If you and I find common ground as human beings,…
Photos couresy of Vigh IÖR
The ARTS project is drawing to a close, the UK has left the EU leaving an uncertain future for research, and the world hurtles onwards in its path towards irreversible climate change. There doesn’t seem to be a lot to be positive about, coming from this small island that has chosen to cut itself off from the rest of Europe. But yet, I can’t help to be thankful for bearing witness to the Informed Cities Conference in Dresden.
A small group of talented and committed people gathered in a converted church to ask ourselves the difficult questions, and create the partnerships necessary to make that make change. These people, and their relationship to power and partnerships, should give us hope for the future of transitions and transformations to sustainability.
The church is now a theatre, and is a transitional building. Ania Rok described how the building represented a goal for the transition movement. A church is a centre of a community, and its heart.
Leen Gorissen, in the first session of the conference, said something which became an oft-repeated phrase over the next two days. “Not everything that counts can be counted, and not everything that can be counted counts”. When thinking about this within the ARTS context, I saw the struggle between making visible, quantifiable change and the individual stories that are uncountable but matter just as much to transitional projects.
Mundano, founder of Pimp My Carroca, became the symbol of this throughout the conference. His inspiring speech on how “invisible people” are responsible for most of the recycling efforts in Sao Paulo, and his work on improving their emotional and political standing showed how unrecognisable that which counts may be, or how what can be counted can hide a problem instead of showing a solution. catadores (collectors) in Brazil may be ignored, but they do 96% of Sao Paulo’s recycling, and they are what counts to the city’s recycling.
With the conference’s title of “people’s, power and partnerships”, the question of how do we communicate effectively between people of different power strands or within different groups became salient. Many speakers spoke of using existing networks to mobilise support, or using opportunities that already exist to change an agenda to include transition. The question of outsiders was rarely addressed however. The outsider, the person who has no relationship to the sustainability movements or groups, how do we bring them into the active movement of partnership-building in the sustainability-based world? This question, to me at least, remains unanswered. The people that count are the ones we ignore, and I look forward to future discussions on including the excluded, just as the church aims to bring in those separated from the community.
The session on power recognised the illusion that we have of our own powerlessness. Asked who has the most power, very few people in the room – from the funder to the activist – thought it was themselves. This lack of recognition of our personal power may be holding back many people from the change they can – and do – create. Despite being inspired by every speaker or every attendee, few of these inspirational people held the faith in themselves to deliver the answers they know they have to the problems of transition.
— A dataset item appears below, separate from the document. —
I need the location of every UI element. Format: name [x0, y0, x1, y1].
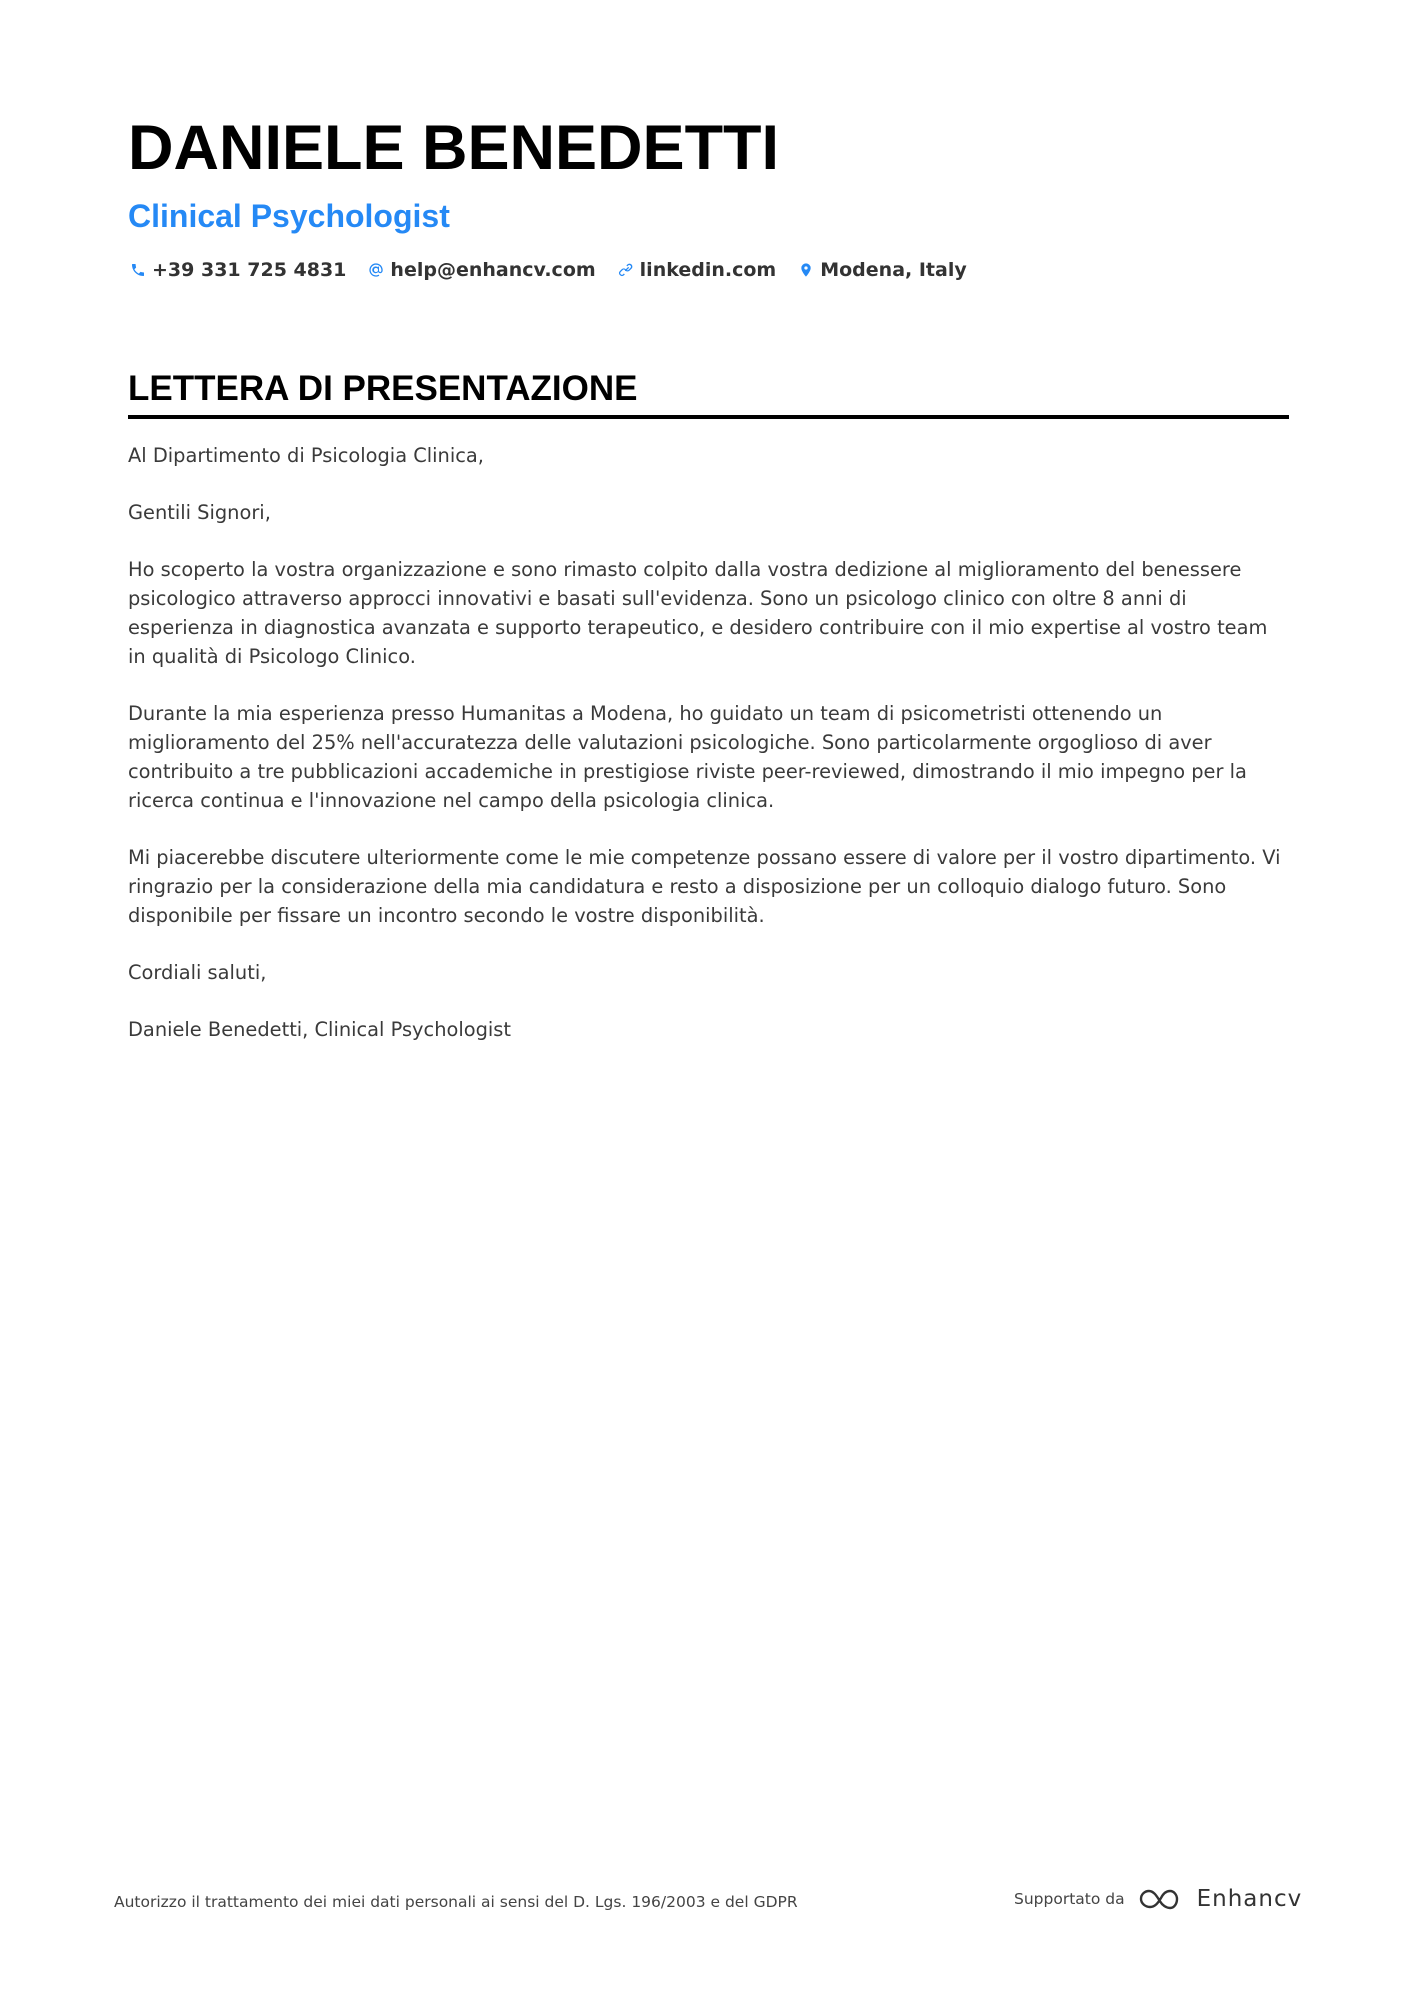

Is faith, again that symbol of the church, the key to unlocking our personal power to make a change?
But what about the idea that we are all powerless alone, but together we are powerful? A conference recognising partnerships couldn’t be complete without an acknowledgement of the collective power we all hold. And as the conference closed, and every participant was brought on stage to say one word that comes to mind about the Informed Cities Forum, the power of us all – together – to make change was clear. That is something to give us hope in uncertain times.